Trovare per esercizio le altre due colonne di MEB (id).

Notiamo che data una qualsiasi matrice P ∈ Rn,n , con r(P ) = n, si possono pensare le sue colonne come
una base P di R3 (poiché sono linearmente indipendenti), e quindi, per quanto visto sopra, si ha che:

P = MPE (id)

e quindi che P è invertibile, essendo la sua inversa MEP (id).

Ma come caratterizzare le matrici A ∈ Rn,n che sono invertibili (cioè per cui esiste A−1 tale che
A−1 · A = A · A−1 = I)? Vediamo che esse sono proprio le matrici di rango massimo:

Proposizione 5.8: Sia A ∈ Rn,n ; allora A è invertibile se e solo se r(A) = n.
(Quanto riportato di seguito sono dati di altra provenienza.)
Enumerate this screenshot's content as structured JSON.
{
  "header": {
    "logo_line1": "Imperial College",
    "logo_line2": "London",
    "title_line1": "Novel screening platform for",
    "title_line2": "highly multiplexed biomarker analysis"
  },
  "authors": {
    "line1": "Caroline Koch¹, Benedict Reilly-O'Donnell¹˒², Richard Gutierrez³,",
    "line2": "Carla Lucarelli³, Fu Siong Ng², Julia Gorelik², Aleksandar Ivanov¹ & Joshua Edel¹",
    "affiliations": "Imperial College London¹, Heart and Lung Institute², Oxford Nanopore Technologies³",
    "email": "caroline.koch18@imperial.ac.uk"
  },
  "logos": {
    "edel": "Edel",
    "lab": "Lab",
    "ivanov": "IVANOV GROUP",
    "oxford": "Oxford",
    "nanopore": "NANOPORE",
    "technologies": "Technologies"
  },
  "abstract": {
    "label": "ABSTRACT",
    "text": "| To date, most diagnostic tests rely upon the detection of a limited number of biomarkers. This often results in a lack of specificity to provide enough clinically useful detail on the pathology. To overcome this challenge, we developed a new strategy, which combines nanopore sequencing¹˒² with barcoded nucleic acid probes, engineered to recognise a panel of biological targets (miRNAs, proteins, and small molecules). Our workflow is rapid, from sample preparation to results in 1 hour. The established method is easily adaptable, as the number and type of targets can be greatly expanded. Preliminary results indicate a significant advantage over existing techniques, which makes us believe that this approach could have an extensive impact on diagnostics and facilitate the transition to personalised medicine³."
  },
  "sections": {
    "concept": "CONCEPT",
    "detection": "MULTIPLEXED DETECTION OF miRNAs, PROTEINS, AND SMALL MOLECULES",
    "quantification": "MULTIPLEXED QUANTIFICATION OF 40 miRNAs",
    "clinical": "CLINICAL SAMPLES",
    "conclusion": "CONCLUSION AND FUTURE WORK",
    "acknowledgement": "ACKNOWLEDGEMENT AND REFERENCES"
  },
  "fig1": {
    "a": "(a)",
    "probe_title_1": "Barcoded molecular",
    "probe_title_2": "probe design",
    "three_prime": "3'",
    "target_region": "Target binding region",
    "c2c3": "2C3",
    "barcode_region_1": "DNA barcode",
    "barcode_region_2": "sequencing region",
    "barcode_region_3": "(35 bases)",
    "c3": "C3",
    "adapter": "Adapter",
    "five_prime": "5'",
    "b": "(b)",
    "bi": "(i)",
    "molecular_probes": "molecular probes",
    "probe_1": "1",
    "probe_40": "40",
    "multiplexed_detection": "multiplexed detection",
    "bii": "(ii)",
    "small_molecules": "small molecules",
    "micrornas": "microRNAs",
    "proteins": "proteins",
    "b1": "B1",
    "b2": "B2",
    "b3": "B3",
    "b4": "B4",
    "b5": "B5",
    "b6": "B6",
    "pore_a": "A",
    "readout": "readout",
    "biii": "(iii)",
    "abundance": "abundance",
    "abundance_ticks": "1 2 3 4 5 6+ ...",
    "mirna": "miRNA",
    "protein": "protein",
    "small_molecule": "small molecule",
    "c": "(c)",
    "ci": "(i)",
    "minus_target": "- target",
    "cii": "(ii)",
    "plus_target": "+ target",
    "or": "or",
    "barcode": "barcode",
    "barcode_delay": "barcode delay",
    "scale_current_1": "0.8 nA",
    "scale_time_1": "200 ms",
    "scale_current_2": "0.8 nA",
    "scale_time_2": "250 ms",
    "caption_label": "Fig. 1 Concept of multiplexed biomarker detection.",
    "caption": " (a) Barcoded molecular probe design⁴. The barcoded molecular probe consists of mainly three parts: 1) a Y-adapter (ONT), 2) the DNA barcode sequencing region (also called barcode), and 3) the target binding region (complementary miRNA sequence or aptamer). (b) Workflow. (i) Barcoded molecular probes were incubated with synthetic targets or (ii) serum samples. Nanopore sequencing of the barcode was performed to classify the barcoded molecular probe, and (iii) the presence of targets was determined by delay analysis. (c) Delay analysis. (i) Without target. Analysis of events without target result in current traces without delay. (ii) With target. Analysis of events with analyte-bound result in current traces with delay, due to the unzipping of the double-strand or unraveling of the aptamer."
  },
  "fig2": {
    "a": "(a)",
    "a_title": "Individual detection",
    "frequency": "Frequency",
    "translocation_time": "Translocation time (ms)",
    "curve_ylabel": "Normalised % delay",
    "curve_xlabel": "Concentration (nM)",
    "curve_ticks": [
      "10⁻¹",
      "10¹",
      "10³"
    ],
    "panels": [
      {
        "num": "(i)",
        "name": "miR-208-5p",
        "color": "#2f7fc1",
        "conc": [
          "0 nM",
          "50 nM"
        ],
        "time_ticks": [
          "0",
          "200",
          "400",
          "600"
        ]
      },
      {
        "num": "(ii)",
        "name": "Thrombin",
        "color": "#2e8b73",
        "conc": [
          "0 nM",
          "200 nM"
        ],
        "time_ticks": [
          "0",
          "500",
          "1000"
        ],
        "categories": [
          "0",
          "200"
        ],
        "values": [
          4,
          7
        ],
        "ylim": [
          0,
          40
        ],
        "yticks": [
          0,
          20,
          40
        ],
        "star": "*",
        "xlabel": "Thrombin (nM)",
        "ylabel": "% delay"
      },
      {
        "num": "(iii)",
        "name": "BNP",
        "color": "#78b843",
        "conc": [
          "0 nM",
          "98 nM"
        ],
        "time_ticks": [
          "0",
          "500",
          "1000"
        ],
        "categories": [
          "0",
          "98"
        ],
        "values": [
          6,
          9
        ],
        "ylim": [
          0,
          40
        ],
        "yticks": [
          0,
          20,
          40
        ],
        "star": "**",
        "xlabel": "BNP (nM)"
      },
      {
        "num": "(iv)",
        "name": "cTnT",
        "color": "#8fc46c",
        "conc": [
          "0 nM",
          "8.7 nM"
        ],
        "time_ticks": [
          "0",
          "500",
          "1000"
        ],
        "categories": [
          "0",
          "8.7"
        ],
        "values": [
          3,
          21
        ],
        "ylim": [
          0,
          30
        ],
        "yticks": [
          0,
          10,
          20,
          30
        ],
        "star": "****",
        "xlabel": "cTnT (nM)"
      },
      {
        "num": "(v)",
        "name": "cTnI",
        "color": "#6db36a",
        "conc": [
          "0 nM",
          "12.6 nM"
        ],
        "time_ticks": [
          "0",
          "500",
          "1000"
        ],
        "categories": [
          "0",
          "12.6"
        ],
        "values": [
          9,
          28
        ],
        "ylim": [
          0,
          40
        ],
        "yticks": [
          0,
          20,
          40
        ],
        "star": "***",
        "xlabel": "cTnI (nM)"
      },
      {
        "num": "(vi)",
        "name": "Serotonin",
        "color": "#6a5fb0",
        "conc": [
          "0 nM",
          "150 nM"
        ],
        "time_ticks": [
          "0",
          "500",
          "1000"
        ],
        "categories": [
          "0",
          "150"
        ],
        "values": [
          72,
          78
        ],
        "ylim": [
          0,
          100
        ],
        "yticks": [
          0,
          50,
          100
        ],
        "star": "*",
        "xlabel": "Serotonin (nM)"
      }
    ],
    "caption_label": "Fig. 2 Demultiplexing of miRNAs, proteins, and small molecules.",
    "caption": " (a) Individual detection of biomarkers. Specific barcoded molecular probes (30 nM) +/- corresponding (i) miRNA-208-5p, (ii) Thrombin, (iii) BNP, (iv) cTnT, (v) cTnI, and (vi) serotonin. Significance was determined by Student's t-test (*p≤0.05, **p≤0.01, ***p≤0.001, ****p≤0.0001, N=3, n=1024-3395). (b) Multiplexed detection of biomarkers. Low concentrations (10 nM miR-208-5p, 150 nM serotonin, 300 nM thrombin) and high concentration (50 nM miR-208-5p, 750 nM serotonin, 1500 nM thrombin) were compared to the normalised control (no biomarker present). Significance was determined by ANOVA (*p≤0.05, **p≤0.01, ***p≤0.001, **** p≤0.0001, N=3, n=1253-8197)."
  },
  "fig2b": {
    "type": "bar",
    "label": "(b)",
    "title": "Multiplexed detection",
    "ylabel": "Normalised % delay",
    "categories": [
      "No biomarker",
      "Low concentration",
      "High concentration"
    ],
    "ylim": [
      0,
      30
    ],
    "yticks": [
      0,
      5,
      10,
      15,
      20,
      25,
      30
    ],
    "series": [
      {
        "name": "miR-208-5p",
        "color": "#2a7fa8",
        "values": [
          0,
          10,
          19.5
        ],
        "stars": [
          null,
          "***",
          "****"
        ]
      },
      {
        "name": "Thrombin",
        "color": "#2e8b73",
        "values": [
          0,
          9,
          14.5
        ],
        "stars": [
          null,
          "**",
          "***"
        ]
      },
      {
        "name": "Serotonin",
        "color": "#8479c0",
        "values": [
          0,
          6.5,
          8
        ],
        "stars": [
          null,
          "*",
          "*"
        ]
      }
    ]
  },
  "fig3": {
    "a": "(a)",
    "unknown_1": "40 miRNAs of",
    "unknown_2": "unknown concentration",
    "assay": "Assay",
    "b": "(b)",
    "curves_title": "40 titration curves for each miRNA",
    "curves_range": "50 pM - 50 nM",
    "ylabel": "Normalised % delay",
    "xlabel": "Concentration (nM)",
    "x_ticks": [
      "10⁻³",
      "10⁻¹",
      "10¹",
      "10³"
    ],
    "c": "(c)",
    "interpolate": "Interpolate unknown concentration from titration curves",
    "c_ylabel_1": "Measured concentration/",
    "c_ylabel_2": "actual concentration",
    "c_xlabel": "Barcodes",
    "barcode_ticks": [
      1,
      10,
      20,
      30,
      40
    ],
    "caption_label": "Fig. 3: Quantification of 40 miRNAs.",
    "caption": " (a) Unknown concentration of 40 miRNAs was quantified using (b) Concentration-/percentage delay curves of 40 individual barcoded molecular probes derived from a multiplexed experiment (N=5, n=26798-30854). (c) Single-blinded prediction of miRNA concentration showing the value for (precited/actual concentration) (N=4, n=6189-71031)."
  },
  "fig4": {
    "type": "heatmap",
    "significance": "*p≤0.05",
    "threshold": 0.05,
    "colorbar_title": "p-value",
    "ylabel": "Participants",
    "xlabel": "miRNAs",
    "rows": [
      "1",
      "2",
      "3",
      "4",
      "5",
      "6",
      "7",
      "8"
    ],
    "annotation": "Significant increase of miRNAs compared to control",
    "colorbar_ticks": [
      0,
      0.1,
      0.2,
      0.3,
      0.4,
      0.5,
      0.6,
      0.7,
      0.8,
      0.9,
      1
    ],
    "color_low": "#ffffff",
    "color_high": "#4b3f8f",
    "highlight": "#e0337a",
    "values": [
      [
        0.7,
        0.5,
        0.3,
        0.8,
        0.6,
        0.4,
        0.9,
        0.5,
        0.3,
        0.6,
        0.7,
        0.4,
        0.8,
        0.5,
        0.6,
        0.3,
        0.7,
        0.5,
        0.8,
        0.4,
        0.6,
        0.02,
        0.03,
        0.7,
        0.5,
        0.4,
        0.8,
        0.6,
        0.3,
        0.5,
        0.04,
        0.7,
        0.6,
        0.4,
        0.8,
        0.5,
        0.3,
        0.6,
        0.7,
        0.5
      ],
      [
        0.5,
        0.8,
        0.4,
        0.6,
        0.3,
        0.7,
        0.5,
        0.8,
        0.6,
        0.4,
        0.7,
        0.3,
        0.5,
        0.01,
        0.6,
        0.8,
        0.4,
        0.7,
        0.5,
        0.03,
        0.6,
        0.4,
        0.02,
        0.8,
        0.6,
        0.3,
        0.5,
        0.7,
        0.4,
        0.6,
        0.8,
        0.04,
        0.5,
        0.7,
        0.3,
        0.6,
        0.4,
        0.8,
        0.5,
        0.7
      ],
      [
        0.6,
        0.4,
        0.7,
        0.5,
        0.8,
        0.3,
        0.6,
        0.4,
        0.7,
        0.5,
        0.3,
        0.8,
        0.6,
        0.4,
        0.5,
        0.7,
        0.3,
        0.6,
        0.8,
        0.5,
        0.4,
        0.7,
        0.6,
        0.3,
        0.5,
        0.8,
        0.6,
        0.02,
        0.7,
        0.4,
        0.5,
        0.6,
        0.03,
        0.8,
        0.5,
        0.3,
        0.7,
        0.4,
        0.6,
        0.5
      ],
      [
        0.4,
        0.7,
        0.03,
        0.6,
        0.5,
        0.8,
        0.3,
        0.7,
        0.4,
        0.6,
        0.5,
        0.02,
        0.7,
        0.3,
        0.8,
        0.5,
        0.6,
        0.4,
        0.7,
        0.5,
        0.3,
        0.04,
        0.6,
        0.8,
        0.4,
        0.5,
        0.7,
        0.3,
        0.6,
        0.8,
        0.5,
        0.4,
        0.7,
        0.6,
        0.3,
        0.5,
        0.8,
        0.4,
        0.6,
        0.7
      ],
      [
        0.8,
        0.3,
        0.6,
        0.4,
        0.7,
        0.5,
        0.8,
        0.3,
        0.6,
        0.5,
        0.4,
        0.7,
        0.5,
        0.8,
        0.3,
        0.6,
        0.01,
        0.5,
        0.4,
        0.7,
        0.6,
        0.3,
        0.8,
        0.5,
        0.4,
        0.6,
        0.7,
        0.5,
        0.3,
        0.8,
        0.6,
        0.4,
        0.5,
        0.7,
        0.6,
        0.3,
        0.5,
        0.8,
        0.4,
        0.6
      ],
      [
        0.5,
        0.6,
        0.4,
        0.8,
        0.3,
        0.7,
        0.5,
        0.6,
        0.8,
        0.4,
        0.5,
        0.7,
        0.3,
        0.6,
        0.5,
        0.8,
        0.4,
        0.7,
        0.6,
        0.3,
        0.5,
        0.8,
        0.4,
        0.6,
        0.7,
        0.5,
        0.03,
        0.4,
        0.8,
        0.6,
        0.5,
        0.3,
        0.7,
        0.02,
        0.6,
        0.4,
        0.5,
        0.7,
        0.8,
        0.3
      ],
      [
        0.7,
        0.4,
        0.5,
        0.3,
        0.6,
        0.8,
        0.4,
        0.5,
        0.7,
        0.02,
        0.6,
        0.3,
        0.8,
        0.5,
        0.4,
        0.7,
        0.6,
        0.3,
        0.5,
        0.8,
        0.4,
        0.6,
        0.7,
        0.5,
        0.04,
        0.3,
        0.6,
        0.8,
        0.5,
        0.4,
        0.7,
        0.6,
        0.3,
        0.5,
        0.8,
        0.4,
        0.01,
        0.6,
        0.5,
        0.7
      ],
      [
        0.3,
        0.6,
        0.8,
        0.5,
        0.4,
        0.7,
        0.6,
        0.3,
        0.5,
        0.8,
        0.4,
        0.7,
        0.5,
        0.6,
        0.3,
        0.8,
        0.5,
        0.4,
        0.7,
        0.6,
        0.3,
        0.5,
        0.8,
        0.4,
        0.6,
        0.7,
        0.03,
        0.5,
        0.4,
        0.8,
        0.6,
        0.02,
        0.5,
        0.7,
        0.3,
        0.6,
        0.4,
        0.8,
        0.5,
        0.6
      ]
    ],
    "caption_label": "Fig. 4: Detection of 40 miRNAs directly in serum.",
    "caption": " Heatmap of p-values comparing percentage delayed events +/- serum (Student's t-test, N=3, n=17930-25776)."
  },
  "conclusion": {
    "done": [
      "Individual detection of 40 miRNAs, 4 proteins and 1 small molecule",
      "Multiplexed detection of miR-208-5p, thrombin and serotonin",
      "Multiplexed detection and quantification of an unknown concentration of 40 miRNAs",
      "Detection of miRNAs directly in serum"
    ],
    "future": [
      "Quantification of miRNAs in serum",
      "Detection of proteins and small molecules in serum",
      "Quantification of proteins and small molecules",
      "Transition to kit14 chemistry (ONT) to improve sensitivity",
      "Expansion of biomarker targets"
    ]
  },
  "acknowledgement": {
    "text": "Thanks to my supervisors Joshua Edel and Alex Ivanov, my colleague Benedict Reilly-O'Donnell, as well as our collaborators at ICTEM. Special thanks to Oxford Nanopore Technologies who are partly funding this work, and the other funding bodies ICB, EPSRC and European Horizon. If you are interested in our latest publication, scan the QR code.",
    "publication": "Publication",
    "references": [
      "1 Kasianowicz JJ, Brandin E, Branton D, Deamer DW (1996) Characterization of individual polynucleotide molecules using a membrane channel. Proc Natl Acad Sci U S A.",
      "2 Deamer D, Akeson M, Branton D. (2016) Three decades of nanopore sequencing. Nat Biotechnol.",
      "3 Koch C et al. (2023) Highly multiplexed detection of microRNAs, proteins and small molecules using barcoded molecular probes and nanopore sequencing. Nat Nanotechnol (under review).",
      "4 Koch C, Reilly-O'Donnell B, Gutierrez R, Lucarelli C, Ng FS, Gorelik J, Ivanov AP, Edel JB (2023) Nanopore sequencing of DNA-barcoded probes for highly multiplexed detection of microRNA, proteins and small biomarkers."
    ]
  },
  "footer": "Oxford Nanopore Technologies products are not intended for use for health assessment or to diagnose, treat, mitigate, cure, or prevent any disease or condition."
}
Dimostrazione: Se r(A) = n, abbiamo notato poche righe sopra che la A sarà invertibile, vedendola come
una matrice di un cambiamento di base.
Dimostriamo quindi il viceversa: supponiamo adesso che A sia invertibile e vediamo che deve avere
rango = n. Consideriamo l’applicazione lineare fA : Rn → Rn , definita da fA (X) = A · X (scrivendo i
vettori di Rn come colonne), risulterà A = MEE (fA ). Poichè A è invertibile, possiamo considerare anche
fA−1 : Rn → Rn , ed avremo che fA−1 (X) = A−1 · X. Allora:

∀X ∈ Rn : (fA ◦ fA−1 )(X) = A · (A−1 · X) = (A · A−1 ) · X = I · X = X

quindi la fA−1 è l’inversa della fA ; ma per essere invertibile, la fA dovrà essere biunivoca (vedi l’osservazione
dopo la Definizione 5.5), e questo implica che r(A) = dim im fA = n.